Writing output with partitioning in Apache Spark - Time & Space Complexity
When saving data in Apache Spark, partitioning splits data into parts. This affects how long writing takes.
We want to know how the time to write grows as data size and partitions change.
Analyze the time complexity of the following code snippet.
df.repartition(10).write.mode("overwrite").parquet("output/path")
This code repartitions the data into 10 parts and writes it as parquet files.
Identify the loops, recursion, array traversals that repeat.
- Primary operation: Writing each partition's data to disk.
- How many times: Once per partition (here, 10 times).
As data size grows, each partition holds more data, so writing takes longer per partition.

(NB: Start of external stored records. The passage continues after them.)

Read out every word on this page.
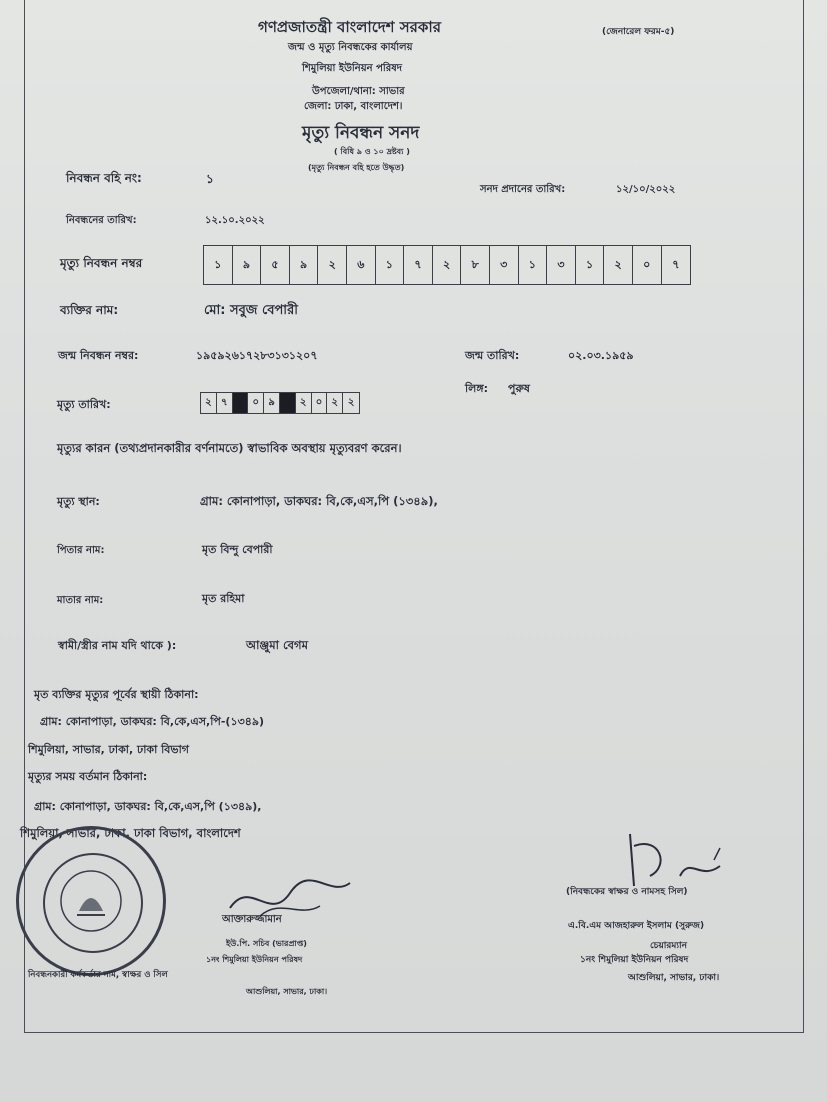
গণপ্রজাতন্ত্রী বাংলাদেশ সরকার	(জেনারেল ফরম-৫)
জন্ম ও মৃত্যু নিবন্ধকের কার্যালয়
শিমুলিয়া ইউনিয়ন পরিষদ
উপজেলা/থানা: সাভার
জেলা: ঢাকা, বাংলাদেশ।
মৃত্যু নিবন্ধন সনদ
( বিধি ৯ ও ১০ দ্রষ্টব্য )
(মৃত্যু নিবন্ধন বহি হতে উদ্ধৃত)
নিবন্ধন বহি নং:	১
সনদ প্রদানের তারিখ:	১২/১০/২০২২
নিবন্ধনের তারিখ:	১২.১০.২০২২
মৃত্যু নিবন্ধন নম্বর	১	৯	৫	৯	২	৬	১	৭	২	৮	৩	১	৩	১	২	০	৭
ব্যক্তির নাম:	মো: সবুজ বেপারী
জন্ম নিবন্ধন নম্বর:	১৯৫৯২৬১৭২৮৩১৩১২০৭	জন্ম তারিখ:	০২.০৩.১৯৫৯
মৃত্যু তারিখ:	২ ৭	০ ৯	২ ০ ২ ২
লিঙ্গ: পুরুষ
মৃত্যুর কারন (তথ্যপ্রদানকারীর বর্ণনামতে) স্বাভাবিক অবস্থায় মৃত্যুবরণ করেন।
মৃত্যু স্থান:	গ্রাম: কোনাপাড়া, ডাকঘর: বি,কে,এস,পি (১৩৪৯),
পিতার নাম:	মৃত বিন্দু বেপারী
মাতার নাম:	মৃত রহিমা
স্বামী/স্ত্রীর নাম যদি থাকে ):	আঞ্জুমা বেগম
মৃত ব্যক্তির মৃত্যুর পূর্বের স্থায়ী ঠিকানা:
গ্রাম: কোনাপাড়া, ডাকঘর: বি,কে,এস,পি-(১৩৪৯)
শিমুলিয়া, সাভার, ঢাকা, ঢাকা বিভাগ
মৃত্যুর সময় বর্তমান ঠিকানা:
গ্রাম: কোনাপাড়া, ডাকঘর: বি,কে,এস,পি (১৩৪৯),
শিমুলিয়া, সাভার, ঢাকা, ঢাকা বিভাগ, বাংলাদেশ
আক্তারুজ্জামান
ইউ.পি. সচিব (ভারপ্রাপ্ত)
১নং শিমুলিয়া ইউনিয়ন পরিষদ
আশুলিয়া, সাভার, ঢাকা।
নিবন্ধনকারী কর্মকর্তার নাম, স্বাক্ষর ও সিল
(নিবন্ধকের স্বাক্ষর ও নামসহ সিল)
এ.বি.এম আজহারুল ইসলাম (সুরুজ)
চেয়ারম্যান
১নং শিমুলিয়া ইউনিয়ন পরিষদ
আশুলিয়া, সাভার, ঢাকা।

| Input Size (n) | Approx. Operations |
|---|---|
| 10,000 rows | Writing 10 partitions, each with ~1,000 rows |
| 100,000 rows | Writing 10 partitions, each with ~10,000 rows |
| 1,000,000 rows | Writing 10 partitions, each with ~100,000 rows |
Pattern observation: Total work grows roughly with data size, split across fixed partitions.
Time Complexity: O(n)
This means the time to write grows linearly with the total data size, divided among partitions.
[X] Wrong: "More partitions always make writing faster regardless of data size."
[OK] Correct: Too many partitions add overhead and small files, which can slow writing and later reading.
Understanding how partitioning affects write time helps you explain data scaling in Spark jobs clearly and confidently.
"What if we change repartition(10) to repartition(100)? How would the time complexity change?"